Punto Kairo - Ajuste de cuentas

En opinión de Juan Salvador Nambo

Punto Kairo - Ajuste de cuentas

En el camino es fácil encontrarse con los amigos de trabajo dirigiéndose a sus respectivas zonas de ventas. A veces preferimos irnos a chelear y dejamos el trabajo botado; el único problema es que nos pagan por comisión y si lo hacemos seguido nos morimos de hambre. Al menos yo tengo otro recurso, pero cada vez es más difícil vender la mercancía.

- ¿Cómo estás, mi Armando? Ni vayas a la chamba, la directora está bien enojada porque no hemos podido inscribirle ningún cliente. Y si vas así de pedo, seguro te corre.

De haber sabido, me quedo en mi casa. Tengo poco dinero, me alcanza para comprarme una caguama en lo que pienso qué hago, trabajar no puedo, me siento borracho, si algún cliente me mira así, seguro que me la hace gorda.  Pasé al parque Cri Cri para tomarla. Siento el alivio de la cerveza en la garganta, refrescándola, amargándola. Una chica del mercado me ofrece un boleto para una rifa. No puedo comprarle esta vez. Tengo que adelantarme para tomar el camión. Hago otra parada en Clavijero con la Güera a tomar otra caguama, casi es medio día, ya me piqué. Prefiero un fuerte, total.
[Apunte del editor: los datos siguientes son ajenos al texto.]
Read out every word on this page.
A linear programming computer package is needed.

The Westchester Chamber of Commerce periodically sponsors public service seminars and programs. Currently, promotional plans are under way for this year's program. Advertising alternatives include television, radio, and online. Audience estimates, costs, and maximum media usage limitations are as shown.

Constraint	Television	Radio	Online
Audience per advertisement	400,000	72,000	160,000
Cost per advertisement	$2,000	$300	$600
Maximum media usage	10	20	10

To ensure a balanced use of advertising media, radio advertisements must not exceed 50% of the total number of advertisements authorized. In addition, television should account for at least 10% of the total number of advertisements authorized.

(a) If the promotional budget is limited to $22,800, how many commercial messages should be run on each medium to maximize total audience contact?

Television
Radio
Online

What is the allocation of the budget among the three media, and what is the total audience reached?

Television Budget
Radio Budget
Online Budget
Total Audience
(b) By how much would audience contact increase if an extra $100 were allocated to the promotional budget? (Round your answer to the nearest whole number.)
No me gusta tomar de solo”. Se me sale la nostalgia pensando en el pasado. Blanca, mi esposa, no era así: cuando comenzamos a vivir juntos ella sabía lo que yo era. Que no me salga ahora que necesita que yo cambie, que no le juegue al vivo, que cuide mis amistades. Al mismo tiempo insiste en que le dedique más tiempo, que no le alcanza el dinero. Ay. Ese calorcito en la cara y en los ojos. No me gusta llorar. Han de ser los efectos del pomo.

Una mentada de madre fueron las últimas palabras que Blanca y yo intercambiamos antes de salir de casa. Dijo que se iría. Una vez, hace tiempo, se fue de la casa y su padre consciente de que “una vez salido el producto no se aceptaban devoluciones” le recomendó que regresara para aclarar lo que consideró, era sólo un malentendido.

Estoy cansado de la misma rutina. Todos los días levantarme temprano para dirigirme al trabajo desde Cuautla, aparentar estar contento en todo momento y jurar y perjurar a desconocidos que la Inteligencia Artificial es la carrera del futuro; en los pueblos se la creen porque muchos no saben ni ocupar su teléfono, pero ya que entran a la bendita escuela se dan cuenta que no es lo que esperaban y terminan yéndose en poco tiempo. Invierten una buena cantidad de dinero, para supuestamente conocer algo que sería fácil aprender en un tutorial de Youtube. Pero no tengo más remedio. Es la única chamba que pude conseguir, porque ni de guardia de seguridad, ni soldado, ni cargador, que son los trabajos más recurrentes.

En la terminal de la Estrella Roja Armando aún puede tomar el camión. Toma sus precauciones para evitar el aliento alcohólico. Duerme profundamente y logra llegar a su destino. Normalmente regresaba por la tarde junto con el montón de gente que se dirigía al centro de Cuautla para tomar la Combi a Ayala, pero ahora llegaba mucho antes. En su colonia él era hombre de bien hasta que cayó en la venta de drogas; como tal, decía que cada vez era más difícil la venta, lo que le obligaba acceder a extorsiones, otros delitos y un trabajo decente, para guardar las apariencias, lo que cada vez le costaba más. Aunado a ello, ahora tenía que soportar la lucha por la plaza entre michoacanos y gente de Guerrero.

Las principales calles de Cuautla eran adornadas con motivo del día de muertos. Ahí, muy cerca de la casa de Armando, un grupo de hombres armados le dispararon varias veces a quemarropa. Parecía que lo estaban esperando. Pocos dijeron haberse dado cuenta de lo que ocurría y se limitaron a llamar a la policía. Al poco tiempo el lugar estaba lleno de gente, como llamada por el olor de la sangre: prensa, policías, vecinos que sostenían una alejada relación con aquél. Había tocado los intereses de la maña, decían los colonos, así conocían a gente como Armando.

Algunos afirmaban que los responsables eran justicieros de un cártel que supuestamente tenía contactos con la policía municipal y, sobre todo, con un grupo de taxistas que servían de informantes. La colonia donde ocurrió ese incidente poco a poco estaba depurándose, insistían los vecinos, se controlaba a los delincuentes comunes y se les fue castigando cada vez con mayor severidad; a varios de ellos, detallaban, ya los habían dejado desmembrados, o los desaparecían o pagaban una fuerte cuota por operar. Era la nueva forma de hacer justicia y había que acostumbrarse.